The prospective registry study was done in 89 centres in 50 cities in India and studied over 20,000 patients. In Kerala, the places from where patients were enrolled for the study included Alappuzha, Kochi, Kollam, Kottayam, Kozhikode, Palakkad and Thrissur. The data from India was compared with data from similar studies undertaken in the developed countries.

The study pointed out that heart attack victims in India received medical attention late and proven medical therapies were less often administered to them.

It recommended that strategies to reduce delays in access to hospitals and improvement in affordability of urgent care could reduce mortality and morbidity from acute coronary syndrome to a great extent in India.

So far, there have only been a few hospital-based studies on patients with acute coronary syndrome. This study, coordinated by St. John’s Research Institute in Bangalore and the Population Health Research Institute, McMaster University, Canada, is believed to be the first of such a magnitude from a developing nation.

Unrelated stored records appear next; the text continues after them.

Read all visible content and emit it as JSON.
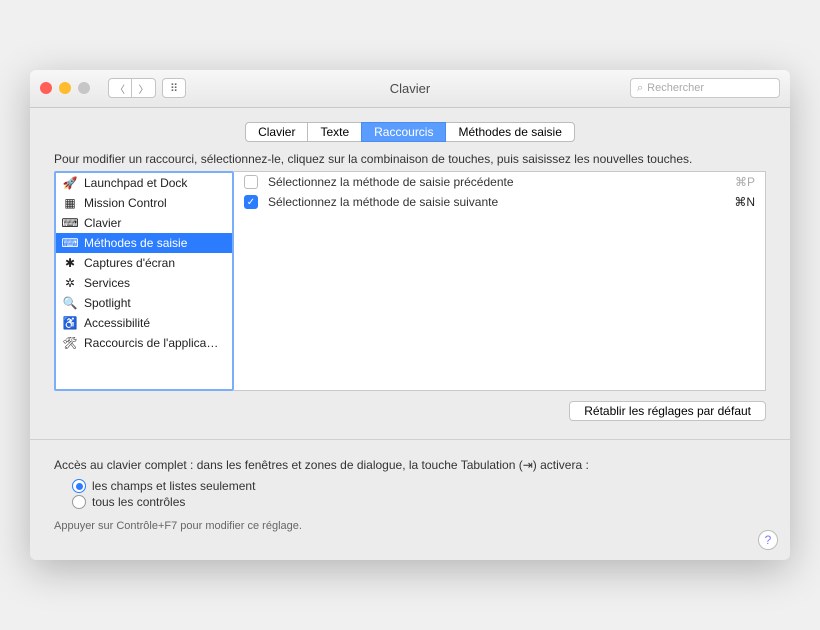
{
  "window": {
    "title": "Clavier"
  },
  "search": {
    "placeholder": "Rechercher"
  },
  "tabs": [
    {
      "label": "Clavier",
      "selected": false
    },
    {
      "label": "Texte",
      "selected": false
    },
    {
      "label": "Raccourcis",
      "selected": true
    },
    {
      "label": "Méthodes de saisie",
      "selected": false
    }
  ],
  "intro": "Pour modifier un raccourci, sélectionnez-le, cliquez sur la combinaison de touches, puis saisissez les nouvelles touches.",
  "categories": [
    {
      "icon": "launchpad",
      "label": "Launchpad et Dock"
    },
    {
      "icon": "mission",
      "label": "Mission Control"
    },
    {
      "icon": "keyboard",
      "label": "Clavier"
    },
    {
      "icon": "input",
      "label": "Méthodes de saisie",
      "selected": true
    },
    {
      "icon": "screenshot",
      "label": "Captures d'écran"
    },
    {
      "icon": "services",
      "label": "Services"
    },
    {
      "icon": "spotlight",
      "label": "Spotlight"
    },
    {
      "icon": "accessibility",
      "label": "Accessibilité"
    },
    {
      "icon": "app",
      "label": "Raccourcis de l'applica…"
    }
  ],
  "shortcuts": [
    {
      "enabled": false,
      "label": "Sélectionnez la méthode de saisie précédente",
      "key": "⌘P"
    },
    {
      "enabled": true,
      "label": "Sélectionnez la méthode de saisie suivante",
      "key": "⌘N"
    }
  ],
  "restore_button": "Rétablir les réglages par défaut",
  "full_access": {
    "label": "Accès au clavier complet : dans les fenêtres et zones de dialogue, la touche Tabulation (⇥) activera :"
  },
  "radios": [
    {
      "label": "les champs et listes seulement",
      "selected": true
    },
    {
      "label": "tous les contrôles",
      "selected": false
    }
  ],
  "hint": "Appuyer sur Contrôle+F7 pour modifier ce réglage.",
  "help": "?"
}
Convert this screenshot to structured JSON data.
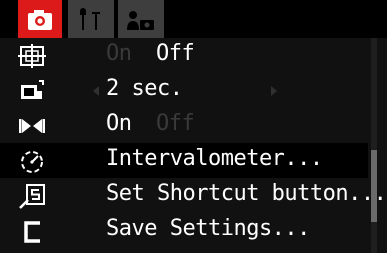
{
  "tabs": [
    {
      "icon": "camera-icon",
      "active": true
    },
    {
      "icon": "wrench-icon",
      "active": false
    },
    {
      "icon": "my-menu-icon",
      "active": false
    }
  ],
  "menu": {
    "rows": [
      {
        "icon": "display-overlay-icon",
        "dim_option": "On",
        "value": "Off"
      },
      {
        "icon": "review-time-icon",
        "value": "2 sec."
      },
      {
        "icon": "stitch-assist-icon",
        "value": "On",
        "dim_option": "Off"
      },
      {
        "icon": "intervalometer-icon",
        "value": "Intervalometer..."
      },
      {
        "icon": "shortcut-button-icon",
        "value": "Set Shortcut button..."
      },
      {
        "icon": "custom-c-icon",
        "value": "Save Settings..."
      }
    ],
    "selected_index": 3
  },
  "colors": {
    "active_tab": "#dd1a1a",
    "inactive_tab": "#3e3e3e",
    "menu_bg": "#111111",
    "selected_row": "#000000",
    "text": "#ffffff",
    "text_dim": "#3a3a3a"
  },
  "scrollbar": {
    "position_fraction": 0.52
  }
}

The study concentrated on patients who were admitted to hospitals with three types of coronary artery disease that are associated with the sudden rupture of plaque inside the coronary artery: unstable angina, non-STEMI (less severe heart attack) and STEMI (severe type of heart attack).

Results

The researchers reported that 60 per cent of the Indian patients had STEMI, severe form of heart attack, while in reports from developed countries, including European Heart Surveys, fewer than 40 per cent had this kind of severe heart problem. Patients from different socio-economic strata had different key investigations and treatments and smaller proportions of poor patients received key treatments than the rich.

The researchers recorded major differences in the manner in which treatments were administered to acute coronary syndrome patients in India when compared to the registries in developed countries. In India, thrombolytic (clot dissolving) treatments for heart attack victims were higher than interventional procedures (angioplasty) when compared to the West.